Cytoskeletal scaffolds in neuronal development

Neuronal polarization is one of the most studied topics in neuroscience. In less than seven days neurites sprout out from the neuron, explore the surrounding environment and mature in axon or dendrites. This process is possible because the neuronal cytoskeleton can rapidly modify its architecture changing neuronal shape and length. Among all, two main proteins are involved: tubulin that supports the neurite elongation and builds a solid frame, while actin supports pathfinding. In this period of important cytoskeletal changes, it is possible to observe the actin waves (AW) that are highly dynamic structures emerging at the neurite base which move up to its tip, causing a transient retraction of the growth cone (GC). Since their discovery in 1988, there have been only few studies about AWs, usually linked to the neurite outgrowth and axon elongation. In the present work, I used long term live cell imaging to investigate alternative roles of such cytoskeletal phenomena. I examined in details AWs and I concluded that they do not promote the neurite outgrowth and that neurites can elongate for hundreds of microns without the AWs. Super resolution nanoscopy indicates that myosin II shapes the GC like AWs structure. The highly concentrated myosin inside the wave can bend the tubulin that support the neurite provoking twists and kinks in the microtubular cytoskeleton.

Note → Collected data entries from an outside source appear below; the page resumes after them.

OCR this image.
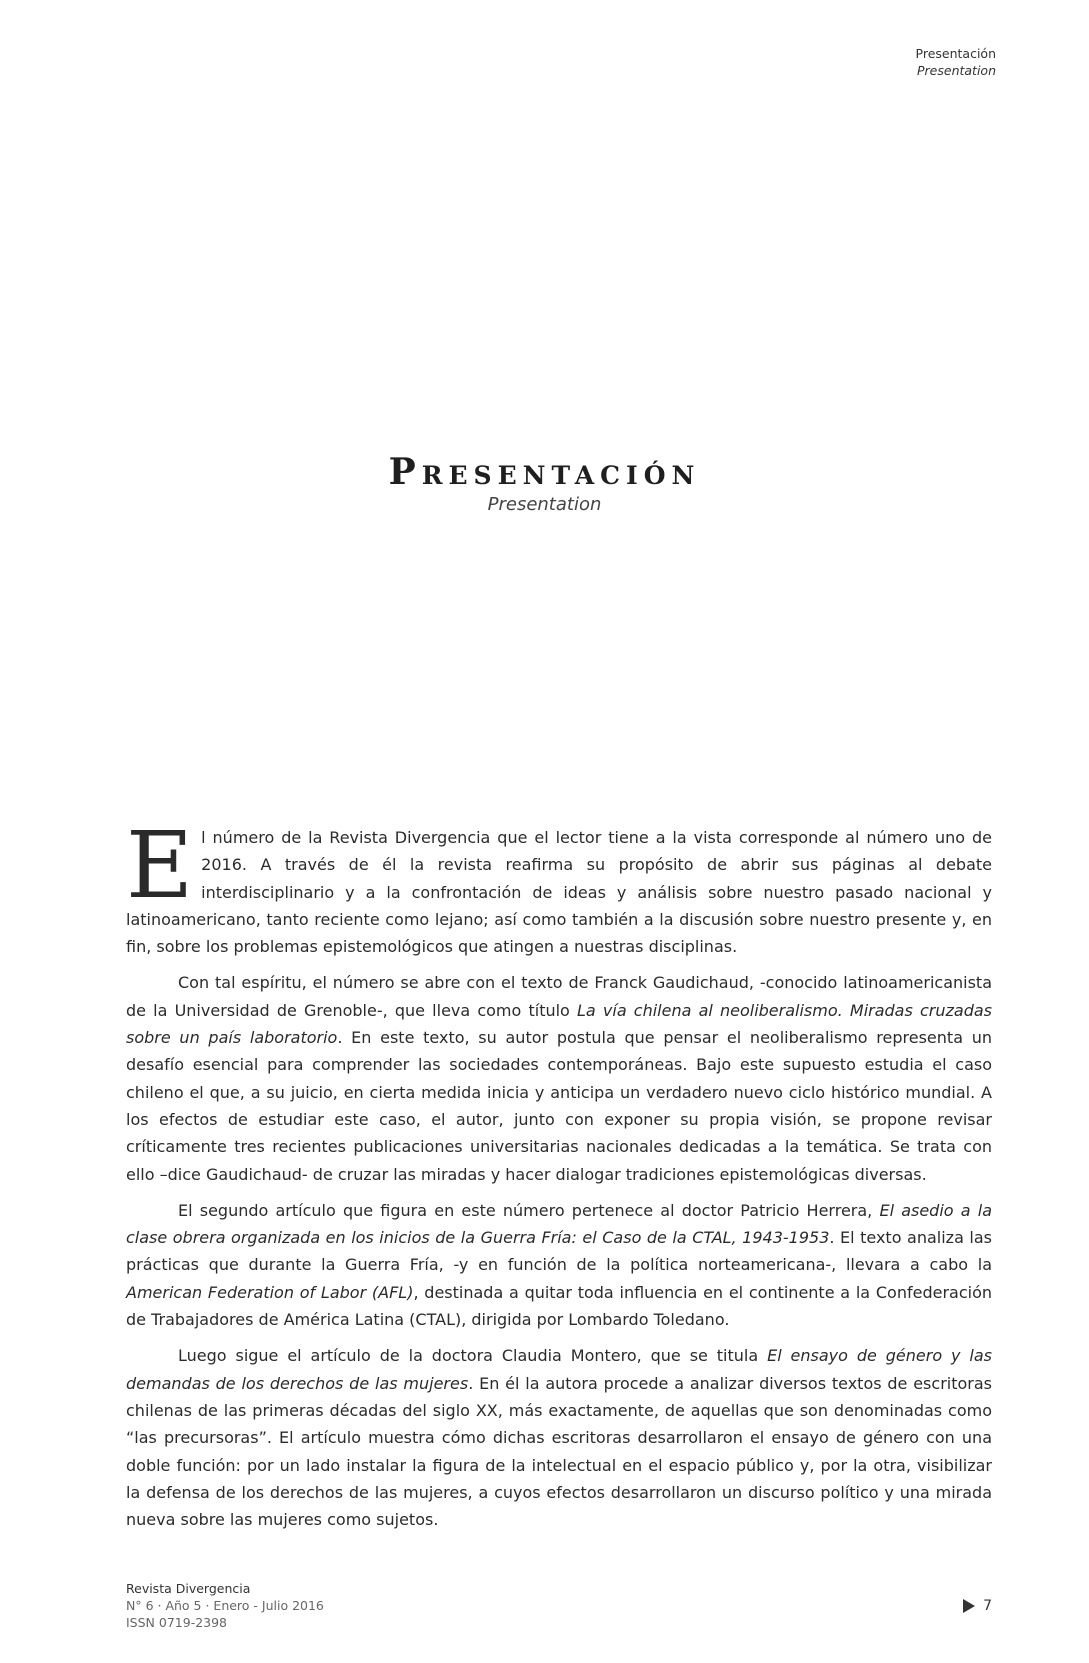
Presentación
Presentation
Presentación
Presentation

El número de la Revista Divergencia que el lector tiene a la vista corresponde al número uno de 2016. A través de él la revista reafirma su propósito de abrir sus páginas al debate interdisciplinario y a la confrontación de ideas y análisis sobre nuestro pasado nacional y latinoamericano, tanto reciente como lejano; así como también a la discusión sobre nuestro presente y, en fin, sobre los problemas epistemológicos que atingen a nuestras disciplinas.

Con tal espíritu, el número se abre con el texto de Franck Gaudichaud, -conocido latinoamericanista de la Universidad de Grenoble-, que lleva como título La vía chilena al neoliberalismo. Miradas cruzadas sobre un país laboratorio. En este texto, su autor postula que pensar el neoliberalismo representa un desafío esencial para comprender las sociedades contemporáneas. Bajo este supuesto estudia el caso chileno el que, a su juicio, en cierta medida inicia y anticipa un verdadero nuevo ciclo histórico mundial. A los efectos de estudiar este caso, el autor, junto con exponer su propia visión, se propone revisar críticamente tres recientes publicaciones universitarias nacionales dedicadas a la temática. Se trata con ello –dice Gaudichaud- de cruzar las miradas y hacer dialogar tradiciones epistemológicas diversas.

El segundo artículo que figura en este número pertenece al doctor Patricio Herrera, El asedio a la clase obrera organizada en los inicios de la Guerra Fría: el Caso de la CTAL, 1943-1953. El texto analiza las prácticas que durante la Guerra Fría, -y en función de la política norteamericana-, llevara a cabo la American Federation of Labor (AFL), destinada a quitar toda influencia en el continente a la Confederación de Trabajadores de América Latina (CTAL), dirigida por Lombardo Toledano.

Luego sigue el artículo de la doctora Claudia Montero, que se titula El ensayo de género y las demandas de los derechos de las mujeres. En él la autora procede a analizar diversos textos de escritoras chilenas de las primeras décadas del siglo XX, más exactamente, de aquellas que son denominadas como “las precursoras”. El artículo muestra cómo dichas escritoras desarrollaron el ensayo de género con una doble función: por un lado instalar la figura de la intelectual en el espacio público y, por la otra, visibilizar la defensa de los derechos de las mujeres, a cuyos efectos desarrollaron un discurso político y una mirada nueva sobre las mujeres como sujetos.

Revista Divergencia
N° 6 · Año 5 · Enero - Julio 2016
ISSN 0719-2398
7
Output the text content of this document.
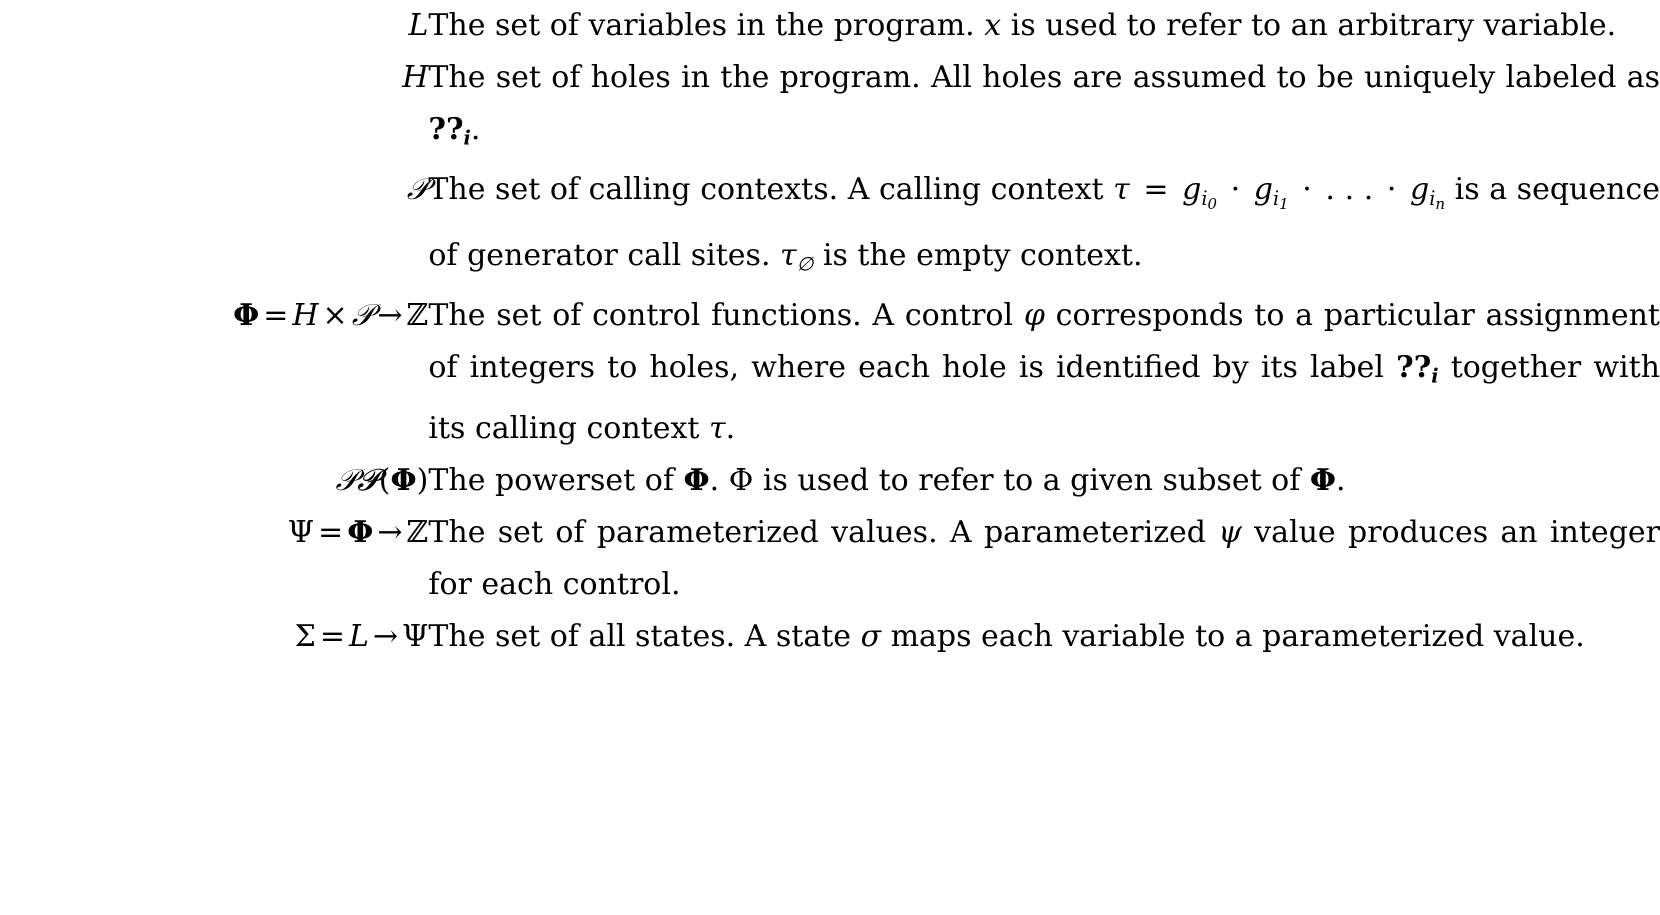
L	The set of variables in the program. x is used to refer to an arbitrary variable.

H	The set of holes in the program. All holes are assumed to be uniquely labeled as $??_i$.

𝒫	The set of calling contexts. A calling context $\tau = g_{i_0} \cdot g_{i_1}$ · . . . · $g_{i_n}$ is a sequence of generator call sites. $\tau_\emptyset$ is the empty context.

Φ = H × 𝒫 → ℤ	The set of control functions. A control φ corresponds to a particular assignment of integers to holes, where each hole is identified by its label $??_i$ together with its calling context τ.

𝒫𝓟(Φ)	The powerset of Φ. Φ is used to refer to a given subset of Φ.

Ψ = Φ → ℤ	The set of parameterized values. A parameterized ψ value produces an integer for each control.

Σ = L → Ψ	The set of all states. A state σ maps each variable to a parameterized value.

These tubulin twists (TT) cause the GC retraction and are completely abolished with the inhibition of myosin II, that compromises the AW morphology. My results indicate that myosin II has an important role in the AWs dynamics and can bend the tubulin in a way that was not previously observed. Finally, we suggested a role for AWs and TTs in GC exploration and in neurite maturation. Part of these results have already been published in Frontiers in Cellular Neuroscience in the article: Actin waves do not boost neurite outgrowth in the early stages of neuron maturation. We have a second manuscript in preparation entitled “Tubulin twists drive Growth Cone retraction and promote tubulin mixed polarity”.